無能な善意が人を貶める

ハンロンの剃刀という言葉がある。曰く、無能を悪意と取り違えてはいけないというやつだ。善意か悪意かは、その能力と本来なんら関係はない。にもかかわらず、誰かの言動に際して不利益を被ったときに、人はそれを悪意と見なす傾向がある。悪意であることもあるだろうが、大抵は無能で十分に説明がつくケースが多い。おそらくそれは、できるからやる(I can therefore I do)という言外の了解に立っていることが一因なのだろう。
しかし、もっと厄介なケースがある。
それは無能な善意だ。
こうした手合は自分の行動が相手のためになっていると信じて疑わない。さらに、善意で言っているのに聞き入れないのかやあなたのためを思ってやっているんだと主張する。人は、自分の行為が他者の行為よりも、より善意によるものだと解釈する傾向にあるという実験もあるそうだ。しかし、こうした善意の助言をしてくる人のほとんどはその結果に対して責任を負わないし、その事に興味を持っていないのだ。それでも、善意で言ってくれているのがわかっている分、論理的な齟齬を指摘するには憚るし、無碍に断わりづらい。なんともひどい状態だ。その点、明確な悪意はその目的がはっきりとしている分、対策が取りやすかったりする。
究極的にはどんな判断や行動も上手くいくかはわからないのだから、リヴァイ兵長が云っていたように、自分が後悔しない選択をするしかない、もしくは自分の選択を後悔しないためにあとから頑張るかだろう、それが自由というやつだ。ただ、自由に選択し判断し行動した結果は全て自分で引き受けなければならなくなる。そうした自由の重責に耐えきれず、エーリッヒ・フロムが云うように自由から逃走するはめになる。地獄への道は善意で舗装されている、というわけだ。
最近では逆に、一見悪意のある提言は有能に見えるという流れもあるように感じる。ひろゆきさんの論破ブームはそれだろう。確かに、否定的な意見は大事だし論理的な齟齬を正すのは大事だが、どんな主張や行動も完全に論理的であることはできない。間違いを見つけようと思えばいくらでも見つかる。これはディベートが勝ち負けのつく種目であるがゆえに、相手の意見の棄却が自分の意見の採択へと直結することが原因なのだろう。しかし、答えに辿り着こうという、より良い選択へと向かおうという議論は、宮台真司さんがいうように合意の形成を目的としているときにのみ有効なはずだ。
では、ぼくたちは誰かに助言を求められたときにどうすれば良いのか。自分は無能だからとただ黙っていれば良いのか。正直わからないが、自分ならこうしてほしいというのがいくつかある。

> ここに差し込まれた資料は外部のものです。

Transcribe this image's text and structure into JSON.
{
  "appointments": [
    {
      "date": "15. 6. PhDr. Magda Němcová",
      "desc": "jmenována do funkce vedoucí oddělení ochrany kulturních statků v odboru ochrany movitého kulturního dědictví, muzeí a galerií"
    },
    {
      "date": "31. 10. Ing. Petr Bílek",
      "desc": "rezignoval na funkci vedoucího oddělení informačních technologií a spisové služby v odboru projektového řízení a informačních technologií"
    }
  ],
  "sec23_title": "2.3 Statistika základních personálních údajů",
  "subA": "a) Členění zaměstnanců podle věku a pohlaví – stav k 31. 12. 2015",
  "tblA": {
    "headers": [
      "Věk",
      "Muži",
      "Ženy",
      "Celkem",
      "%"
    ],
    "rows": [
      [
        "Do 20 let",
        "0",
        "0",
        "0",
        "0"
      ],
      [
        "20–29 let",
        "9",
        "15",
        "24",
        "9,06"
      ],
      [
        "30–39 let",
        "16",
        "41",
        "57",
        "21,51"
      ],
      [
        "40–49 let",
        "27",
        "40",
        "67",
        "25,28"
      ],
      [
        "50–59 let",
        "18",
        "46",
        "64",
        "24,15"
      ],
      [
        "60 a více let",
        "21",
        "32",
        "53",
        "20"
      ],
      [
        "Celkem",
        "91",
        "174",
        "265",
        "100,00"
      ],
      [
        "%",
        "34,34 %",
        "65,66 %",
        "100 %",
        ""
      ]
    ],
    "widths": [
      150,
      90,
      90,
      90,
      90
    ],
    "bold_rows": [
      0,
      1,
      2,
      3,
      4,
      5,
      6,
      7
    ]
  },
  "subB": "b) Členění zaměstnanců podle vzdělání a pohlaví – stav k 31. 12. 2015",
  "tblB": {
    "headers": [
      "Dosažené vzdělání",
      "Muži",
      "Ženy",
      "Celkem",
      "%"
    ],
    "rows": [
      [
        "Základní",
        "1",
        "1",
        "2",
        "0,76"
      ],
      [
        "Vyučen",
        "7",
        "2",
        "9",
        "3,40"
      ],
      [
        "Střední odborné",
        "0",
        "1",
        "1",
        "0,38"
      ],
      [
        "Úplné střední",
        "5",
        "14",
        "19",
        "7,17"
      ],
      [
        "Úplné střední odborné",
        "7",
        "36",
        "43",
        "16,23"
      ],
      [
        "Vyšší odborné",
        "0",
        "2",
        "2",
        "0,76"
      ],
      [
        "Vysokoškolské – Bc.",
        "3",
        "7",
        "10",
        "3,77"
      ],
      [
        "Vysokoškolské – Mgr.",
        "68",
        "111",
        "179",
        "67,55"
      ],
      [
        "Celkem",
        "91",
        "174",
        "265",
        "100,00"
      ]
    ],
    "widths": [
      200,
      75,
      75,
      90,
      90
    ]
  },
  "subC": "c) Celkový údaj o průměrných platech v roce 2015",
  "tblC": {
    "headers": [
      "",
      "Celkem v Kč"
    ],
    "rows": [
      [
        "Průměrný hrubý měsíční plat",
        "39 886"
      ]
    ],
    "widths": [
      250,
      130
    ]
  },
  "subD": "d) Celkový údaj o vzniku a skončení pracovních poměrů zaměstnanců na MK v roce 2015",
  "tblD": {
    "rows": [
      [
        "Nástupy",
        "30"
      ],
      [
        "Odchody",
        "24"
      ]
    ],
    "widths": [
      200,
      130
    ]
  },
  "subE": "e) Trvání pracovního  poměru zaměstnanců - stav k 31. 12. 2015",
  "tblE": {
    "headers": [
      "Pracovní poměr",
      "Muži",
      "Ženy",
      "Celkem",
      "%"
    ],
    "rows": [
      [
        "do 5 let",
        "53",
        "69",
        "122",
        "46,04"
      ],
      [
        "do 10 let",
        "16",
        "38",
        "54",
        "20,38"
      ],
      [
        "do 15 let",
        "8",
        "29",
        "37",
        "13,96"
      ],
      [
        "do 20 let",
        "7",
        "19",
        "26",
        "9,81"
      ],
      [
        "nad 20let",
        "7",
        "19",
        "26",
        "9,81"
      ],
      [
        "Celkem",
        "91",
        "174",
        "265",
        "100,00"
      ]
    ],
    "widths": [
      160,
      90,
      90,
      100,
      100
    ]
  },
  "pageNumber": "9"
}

1つ目は知っている限りの選択肢を提示することだ。大抵、あとからこうすればよかったという選択肢を僕たちははじめに知らない、知らないのだから選びようがない。さらに、何かの判断を迫られたとき僕らの視野は狭窄する。そこでいろいろな選択肢があれば、少数に固執することも選択に対して後悔することもいくらか軽減できるだろう。
2つ目が選択や判断、実行の際に役立つ思考の道具箱を拡充すること。結果は分からないが、結果はプロセスによって導かれ、どうやればよいプロセスを踏むことができるかは先人の賢い人たちが色々と実験してくれているのだ。個々のテクニックを手渡すのもいいが、そういうときはまとまっているもの、例えば独学大全などをそっと黙って手渡してあげればいいだろう。魚でなく釣り方を教えろというあれのことだ。
そして最後が、情熱や熱意を説くことだ。なんとも昭和でマッチョなニーチェを感じる意見だが、再三いうように論理には限界がある。自分がどれを選択しても結果は誰にも感受し得ないのであれば、最後に大事になってくるのは、それがなんとなくすごいとか、とてつもなく好きだとか、気づいたらやっていたとかいう偏りなのだと思う。論理学や統計学は有用だ。しかし、それらが有用なのは選択肢の棄却であって選択ではない。最後にGOサインを出すのは、直観とか熱意とか忘我とかそんな嘘くさいけど、自分にとことん正直になった結果煮えでたものなのだと思う。社会的意義なんぞあとからいくらでも付けられる。世の中を席巻するサービスのほとんどが初めは許されないような動機で始まっていたりする。それでも彼ら彼女らはやったのだ。
まとめると、多くの選択肢から、道具箱の中のツールで絞り、あとは直観で決める。これを無限に繰り返せばきっと後悔しないため満足行くルートが得られる、なんてほとんど常人離れした曲芸だ。それでもこれらをやっている人がいる、という事実を知っているだけでもなんだか救われる気がする。